A proposito di unioni: e se abolissimo l'unione europea piuttosto che cancellare il padre e la madre?


M.Veneziani

sabato 8 giugno 2013

Minacciare Berlino, poi uscire davvero. Per Bootle è “l’idea più ragionevole”

venerdì 7 giugno 2013



Crisi, i giovani di Confindustria: "Persa ogni speranza, l'unica prospettiva è la rivolta"


Da Santa Margherita Ligure l'appello al governo: "Non chiediamo miracoli ma statisti". E sulle misure da attuare: "Sul Fisco la priorità è il cuneo, non l'abolizione dell'Imu"



Il grido di allarme degli industriali cresce di giorno in giorno. Al nuovo governo chiedono un piano economico capace di invertire la rotta su cui i tecnici hanno portato il Paese. 
 La priorità deve essere la lotta alla recessione. "Hanno svuotato il domani di speranza e colmato il presente di angoscia", ha spiegato il presidente dei Giovani imprenditori di Confindustria Jacopo Morelli spiegando che "senza prospettive per il futuro l’unica prospettiva diventa la rivolta". Da qui l'appello al governo di perseguire "sviluppo, libertà economica e coesione sociale".
Al convegno Scateniamoci. Liberiamo l’Italia dalle catene, organizzato a Santa Margherita Ligure dai giovani industriali, la rotta tracciata punta sulla responsabilità del governo Letta che "non è chiamato a ripetere quello che già si fa o a farlo un po' meglio" ma a "compiere quanto al momento nessuno fa". "Il nuovo governo deve dare un progetto concreto di futuro - ha spiegato Morelli - disegnare l’Italia che sarà tra dieci anni. La capacità di visione per un leader è essenziale". I giovani di Confindustria non chiedono un governo che faccia miracoli, ma un esecutivo che "agisca sulla competitività del Paese". Insomma miracoli no, statisti sì. "Nell’estate del 1513 Machiavelli inizia a scrivere Il Principe, in una Italia tormentata da incertezze e lotte. Oggi, dopo 500 anni, le similitudini non mancano", ha continuato il presidente dei giovani di Confindustria invitando le istituzioni a non fingere e a evitare di sprecare altre occasioni. Tra le priorità tracciate c'è in primis il mercato del lavoro.

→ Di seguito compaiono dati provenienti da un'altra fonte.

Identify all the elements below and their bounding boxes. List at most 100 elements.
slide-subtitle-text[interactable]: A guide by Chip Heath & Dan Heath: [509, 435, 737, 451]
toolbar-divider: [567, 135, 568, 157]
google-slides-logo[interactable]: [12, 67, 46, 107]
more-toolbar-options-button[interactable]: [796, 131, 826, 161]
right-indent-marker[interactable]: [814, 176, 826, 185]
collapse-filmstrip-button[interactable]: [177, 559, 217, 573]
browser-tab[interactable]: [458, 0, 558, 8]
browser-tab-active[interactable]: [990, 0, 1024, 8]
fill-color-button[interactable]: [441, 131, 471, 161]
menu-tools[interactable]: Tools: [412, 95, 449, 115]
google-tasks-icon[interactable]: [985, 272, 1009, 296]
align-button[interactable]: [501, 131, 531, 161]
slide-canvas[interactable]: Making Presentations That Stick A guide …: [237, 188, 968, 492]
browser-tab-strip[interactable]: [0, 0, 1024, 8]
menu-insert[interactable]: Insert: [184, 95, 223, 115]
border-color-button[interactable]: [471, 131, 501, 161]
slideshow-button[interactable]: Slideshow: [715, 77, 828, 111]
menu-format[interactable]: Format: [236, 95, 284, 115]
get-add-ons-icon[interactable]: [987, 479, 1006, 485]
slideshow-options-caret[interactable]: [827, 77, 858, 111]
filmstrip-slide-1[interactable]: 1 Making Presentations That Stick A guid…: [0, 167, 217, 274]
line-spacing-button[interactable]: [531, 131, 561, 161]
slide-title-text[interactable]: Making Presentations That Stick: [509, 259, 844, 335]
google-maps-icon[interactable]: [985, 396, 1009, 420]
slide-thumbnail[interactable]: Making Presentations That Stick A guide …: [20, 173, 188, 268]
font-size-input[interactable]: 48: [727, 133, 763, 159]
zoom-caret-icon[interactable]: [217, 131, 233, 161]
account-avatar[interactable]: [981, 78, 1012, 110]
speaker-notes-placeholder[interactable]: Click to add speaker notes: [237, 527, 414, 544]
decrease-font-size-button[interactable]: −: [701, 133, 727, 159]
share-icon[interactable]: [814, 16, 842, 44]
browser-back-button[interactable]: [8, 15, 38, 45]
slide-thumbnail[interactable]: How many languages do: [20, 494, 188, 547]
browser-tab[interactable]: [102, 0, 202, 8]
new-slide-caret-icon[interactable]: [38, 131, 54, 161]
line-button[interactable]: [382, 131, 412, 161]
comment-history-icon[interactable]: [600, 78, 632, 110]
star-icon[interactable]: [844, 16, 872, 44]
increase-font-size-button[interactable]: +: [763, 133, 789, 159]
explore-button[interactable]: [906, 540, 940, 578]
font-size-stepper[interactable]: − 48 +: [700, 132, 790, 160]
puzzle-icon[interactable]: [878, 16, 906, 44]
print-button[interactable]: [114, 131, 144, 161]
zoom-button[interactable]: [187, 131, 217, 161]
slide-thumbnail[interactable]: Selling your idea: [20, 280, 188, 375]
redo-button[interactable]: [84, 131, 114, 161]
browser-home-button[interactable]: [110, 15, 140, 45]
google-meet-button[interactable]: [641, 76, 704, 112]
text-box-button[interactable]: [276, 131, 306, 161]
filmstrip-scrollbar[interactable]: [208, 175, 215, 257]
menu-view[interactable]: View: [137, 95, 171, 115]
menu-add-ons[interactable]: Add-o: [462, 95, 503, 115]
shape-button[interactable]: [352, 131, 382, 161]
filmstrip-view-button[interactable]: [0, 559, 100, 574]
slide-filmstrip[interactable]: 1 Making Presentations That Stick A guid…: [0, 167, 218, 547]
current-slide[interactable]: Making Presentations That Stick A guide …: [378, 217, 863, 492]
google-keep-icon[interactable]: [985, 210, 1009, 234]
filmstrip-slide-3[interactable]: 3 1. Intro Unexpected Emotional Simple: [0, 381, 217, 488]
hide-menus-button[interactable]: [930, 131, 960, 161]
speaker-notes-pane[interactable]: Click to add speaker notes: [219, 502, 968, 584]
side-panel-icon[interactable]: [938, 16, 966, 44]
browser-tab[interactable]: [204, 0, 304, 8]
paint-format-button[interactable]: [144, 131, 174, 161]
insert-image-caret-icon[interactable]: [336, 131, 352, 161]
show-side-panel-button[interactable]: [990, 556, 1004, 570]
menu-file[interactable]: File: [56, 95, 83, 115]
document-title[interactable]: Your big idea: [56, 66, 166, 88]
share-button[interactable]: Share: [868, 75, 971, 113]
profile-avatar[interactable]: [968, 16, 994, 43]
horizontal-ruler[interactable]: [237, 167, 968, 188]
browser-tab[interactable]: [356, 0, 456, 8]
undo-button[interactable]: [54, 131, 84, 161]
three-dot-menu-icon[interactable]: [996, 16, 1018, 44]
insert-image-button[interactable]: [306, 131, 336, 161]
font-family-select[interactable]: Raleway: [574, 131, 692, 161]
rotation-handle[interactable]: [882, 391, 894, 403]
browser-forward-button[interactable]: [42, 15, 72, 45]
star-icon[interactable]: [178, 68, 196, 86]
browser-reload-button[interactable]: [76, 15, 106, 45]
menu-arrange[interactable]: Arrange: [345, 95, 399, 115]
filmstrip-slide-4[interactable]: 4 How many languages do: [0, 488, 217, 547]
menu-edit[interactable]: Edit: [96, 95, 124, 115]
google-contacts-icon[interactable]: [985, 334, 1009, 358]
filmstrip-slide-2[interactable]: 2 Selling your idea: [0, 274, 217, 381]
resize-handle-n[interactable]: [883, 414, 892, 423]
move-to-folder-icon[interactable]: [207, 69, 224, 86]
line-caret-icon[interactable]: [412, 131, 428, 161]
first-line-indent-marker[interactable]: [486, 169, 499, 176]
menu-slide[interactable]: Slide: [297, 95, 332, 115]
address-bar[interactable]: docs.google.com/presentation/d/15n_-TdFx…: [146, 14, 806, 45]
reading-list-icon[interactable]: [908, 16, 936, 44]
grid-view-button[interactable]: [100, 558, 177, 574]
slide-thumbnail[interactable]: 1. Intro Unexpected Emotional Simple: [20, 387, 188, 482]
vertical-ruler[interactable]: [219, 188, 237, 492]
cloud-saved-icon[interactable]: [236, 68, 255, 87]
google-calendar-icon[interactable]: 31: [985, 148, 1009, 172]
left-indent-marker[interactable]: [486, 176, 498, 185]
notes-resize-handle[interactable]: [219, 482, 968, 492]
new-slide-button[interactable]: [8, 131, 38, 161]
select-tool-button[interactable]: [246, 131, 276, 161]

I giovani di Confindustria hanno infatti chiesto "uno strumento universale e flessibile". Le tesi dei giovani sottolineano che non serve "il sussidio a pioggia del reddito di cittadinanza" ma "una sorta di reddito minimo a tempo condizionato all’attiva ricerca di lavoro e alla formazione professionale". Per i giovani di Confindustria "anche quei 4 milioni di immigrati che stanno cambiando conformazione all’Italia" sono "come i giovani e le donne che nella disuguaglianza rimangono ai margini". Ed anche a loro "devono essere date risposte. Le norme sull’immigrazione non possono essere improntate sulla paura. Dell’Immigrazione l’impresa ha bisogno". Più in generale, "un Paese diseguale è un Paese inefficiente".
Più che l'abolizione dell’Imu sulla prima casa, la priorità dei giovani industriali è "il livello di tassazione su lavoro e imprese". "Se sull’Imu in governo è intervenuto in 10 giorni - ha spiegato Morelli - sul cuneo fiscale non si intravedono riforme all’orizzonte". Per la Confindustria, i 120 miliardi di euri bruciati dall'evasione fiscale sono una ferita, mentre i 60 miliardi di corruzione sulle spalle del nostro Paese sono un macigno. "Qualcuno accusa gli imprenditori e Confindustria di ripetere le stesse cose. Ribattiamo che non siamo ripetitivi per mancanza di argomenti, ma purtroppo perchè, da troppo tempo, continuiamo ad essere bloccati sui soliti problemi", ha concluso Morelli sottolineando che l’Italia "per troppi anni non si è mossa".